Professor Ralph Satterthwaite English 14-001
17 March 2013 Human’s Identity in a Globalized World
Globalization has become a highly debated concept around the world. Globalization can be simply understood as “a process of global economical, political and cultural integration” (thefreedictionary.com). Today the world has become global and integral and all of its major parts are completely interconnected like in a tiny village. Globalization is an everyday process that brings a cultural unification and changes people’s psychology. Globalization is happening almost everywhere in the world and having various impacts on people. It is a process that is bringing the world smaller and smaller and also imposing a change on people’s cultural level. People’s identity is changing because of globalization. Globalization has made the world we are living today more complex and culturally pluralized. Many people migrate to new places and are forced to adopt a new culture. However, their traditions might not fade away because they will always be part of their identity.
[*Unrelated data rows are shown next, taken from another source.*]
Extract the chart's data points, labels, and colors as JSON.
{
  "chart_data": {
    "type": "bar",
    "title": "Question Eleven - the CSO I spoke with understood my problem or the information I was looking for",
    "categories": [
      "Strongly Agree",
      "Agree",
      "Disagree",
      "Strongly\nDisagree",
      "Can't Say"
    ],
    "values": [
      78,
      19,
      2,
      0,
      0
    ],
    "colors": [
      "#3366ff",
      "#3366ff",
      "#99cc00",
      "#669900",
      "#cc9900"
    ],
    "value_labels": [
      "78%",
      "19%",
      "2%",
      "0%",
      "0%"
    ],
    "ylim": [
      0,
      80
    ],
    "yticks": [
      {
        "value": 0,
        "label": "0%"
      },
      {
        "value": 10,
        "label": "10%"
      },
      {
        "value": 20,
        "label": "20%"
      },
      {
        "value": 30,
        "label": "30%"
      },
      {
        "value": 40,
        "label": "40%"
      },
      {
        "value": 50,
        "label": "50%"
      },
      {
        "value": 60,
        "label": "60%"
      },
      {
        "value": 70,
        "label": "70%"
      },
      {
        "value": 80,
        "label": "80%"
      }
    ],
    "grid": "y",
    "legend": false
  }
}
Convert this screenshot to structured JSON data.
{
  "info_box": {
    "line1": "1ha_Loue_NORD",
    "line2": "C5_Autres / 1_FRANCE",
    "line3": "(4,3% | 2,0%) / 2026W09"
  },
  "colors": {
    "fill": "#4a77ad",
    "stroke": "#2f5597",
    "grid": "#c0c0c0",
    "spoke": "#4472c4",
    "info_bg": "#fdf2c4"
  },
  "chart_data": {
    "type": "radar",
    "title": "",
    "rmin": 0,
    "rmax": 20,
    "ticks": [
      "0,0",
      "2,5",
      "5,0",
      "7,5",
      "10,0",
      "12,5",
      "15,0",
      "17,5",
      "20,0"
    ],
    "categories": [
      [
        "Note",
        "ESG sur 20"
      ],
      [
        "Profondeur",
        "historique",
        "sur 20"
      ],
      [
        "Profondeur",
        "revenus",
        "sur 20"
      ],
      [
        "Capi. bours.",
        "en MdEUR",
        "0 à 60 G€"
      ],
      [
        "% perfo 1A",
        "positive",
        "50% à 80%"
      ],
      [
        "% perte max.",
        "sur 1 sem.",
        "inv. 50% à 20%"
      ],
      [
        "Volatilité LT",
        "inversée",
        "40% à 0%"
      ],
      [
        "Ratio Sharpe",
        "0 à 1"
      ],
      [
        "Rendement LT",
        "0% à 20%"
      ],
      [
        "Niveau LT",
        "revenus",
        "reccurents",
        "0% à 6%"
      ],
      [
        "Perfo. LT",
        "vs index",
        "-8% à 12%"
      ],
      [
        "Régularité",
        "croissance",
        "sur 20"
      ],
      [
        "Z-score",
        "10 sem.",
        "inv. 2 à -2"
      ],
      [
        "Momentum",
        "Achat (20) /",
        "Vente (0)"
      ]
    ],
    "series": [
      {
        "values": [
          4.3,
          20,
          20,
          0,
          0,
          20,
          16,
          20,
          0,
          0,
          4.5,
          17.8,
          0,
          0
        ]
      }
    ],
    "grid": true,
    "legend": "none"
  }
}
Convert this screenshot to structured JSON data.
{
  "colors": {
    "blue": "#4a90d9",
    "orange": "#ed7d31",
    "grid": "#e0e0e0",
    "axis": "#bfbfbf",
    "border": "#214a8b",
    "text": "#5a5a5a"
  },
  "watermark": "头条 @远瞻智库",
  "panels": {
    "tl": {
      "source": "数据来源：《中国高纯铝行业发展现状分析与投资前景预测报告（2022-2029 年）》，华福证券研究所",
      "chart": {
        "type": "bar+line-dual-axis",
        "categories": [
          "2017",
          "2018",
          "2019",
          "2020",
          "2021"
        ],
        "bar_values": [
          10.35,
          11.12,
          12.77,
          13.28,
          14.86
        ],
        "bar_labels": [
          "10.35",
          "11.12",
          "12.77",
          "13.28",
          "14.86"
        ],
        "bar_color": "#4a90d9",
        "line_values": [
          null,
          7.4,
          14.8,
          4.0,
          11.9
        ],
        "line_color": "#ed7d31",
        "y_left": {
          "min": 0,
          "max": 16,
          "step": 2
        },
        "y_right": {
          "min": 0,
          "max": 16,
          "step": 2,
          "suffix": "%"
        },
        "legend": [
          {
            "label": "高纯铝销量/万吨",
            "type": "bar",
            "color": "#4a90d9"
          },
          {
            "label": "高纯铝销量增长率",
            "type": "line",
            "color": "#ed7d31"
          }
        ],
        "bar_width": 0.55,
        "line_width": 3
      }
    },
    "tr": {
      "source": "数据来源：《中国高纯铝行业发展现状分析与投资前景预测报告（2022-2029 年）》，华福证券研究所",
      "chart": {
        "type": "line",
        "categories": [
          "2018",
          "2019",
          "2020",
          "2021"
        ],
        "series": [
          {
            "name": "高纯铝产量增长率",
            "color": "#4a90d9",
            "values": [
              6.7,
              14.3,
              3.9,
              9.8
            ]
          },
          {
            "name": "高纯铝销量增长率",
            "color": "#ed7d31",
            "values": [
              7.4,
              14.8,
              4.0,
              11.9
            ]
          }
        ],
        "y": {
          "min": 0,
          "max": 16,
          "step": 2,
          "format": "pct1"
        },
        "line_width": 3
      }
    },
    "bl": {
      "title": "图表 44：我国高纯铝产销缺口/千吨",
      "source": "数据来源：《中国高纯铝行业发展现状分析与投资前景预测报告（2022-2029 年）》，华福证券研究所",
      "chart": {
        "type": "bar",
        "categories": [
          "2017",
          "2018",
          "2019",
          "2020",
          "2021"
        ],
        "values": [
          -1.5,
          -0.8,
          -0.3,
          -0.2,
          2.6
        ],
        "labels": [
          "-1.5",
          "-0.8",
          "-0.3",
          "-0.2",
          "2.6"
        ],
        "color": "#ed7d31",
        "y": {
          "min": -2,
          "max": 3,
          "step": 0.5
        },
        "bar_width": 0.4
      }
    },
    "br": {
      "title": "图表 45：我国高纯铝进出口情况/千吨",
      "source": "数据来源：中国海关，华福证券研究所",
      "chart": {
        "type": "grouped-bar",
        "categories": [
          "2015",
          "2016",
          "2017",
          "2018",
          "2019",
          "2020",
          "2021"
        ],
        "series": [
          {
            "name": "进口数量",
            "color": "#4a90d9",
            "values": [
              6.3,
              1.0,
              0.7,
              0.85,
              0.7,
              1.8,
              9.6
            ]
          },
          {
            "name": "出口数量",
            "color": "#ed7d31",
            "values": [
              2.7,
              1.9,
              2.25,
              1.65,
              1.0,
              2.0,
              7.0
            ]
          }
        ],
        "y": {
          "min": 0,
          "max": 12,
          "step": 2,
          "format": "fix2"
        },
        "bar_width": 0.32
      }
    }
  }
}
Certain people believe that there is a connection between globalization and Americanization. However, in his essay “Globalization vs. Americanization”, Andrew Lam argues that there is a difference between globalization and Americanization even though it is sometimes hard to make that distinction. His essay interprets the divergences among cultures in the twenty-first century and how living in this century has blurred those distinctions. In his essay, Lam uses his own life experience to tell how globalization has changed his behaviors, thoughts and feelings. He believes that “man’s identity is in conflict” as a result of globalization. Many people often migrate to a new place and their identity becomes disturbed as a result of this dislocation. I believe Lam’s assertion can be true and totally agree with it because people can tend to follow their own culture as well as their new culture.
Cited: Lam, Andrew. "Globalization vs. Americanization." AlterNet. (2004): 2. Web. 20 Feb. 2013.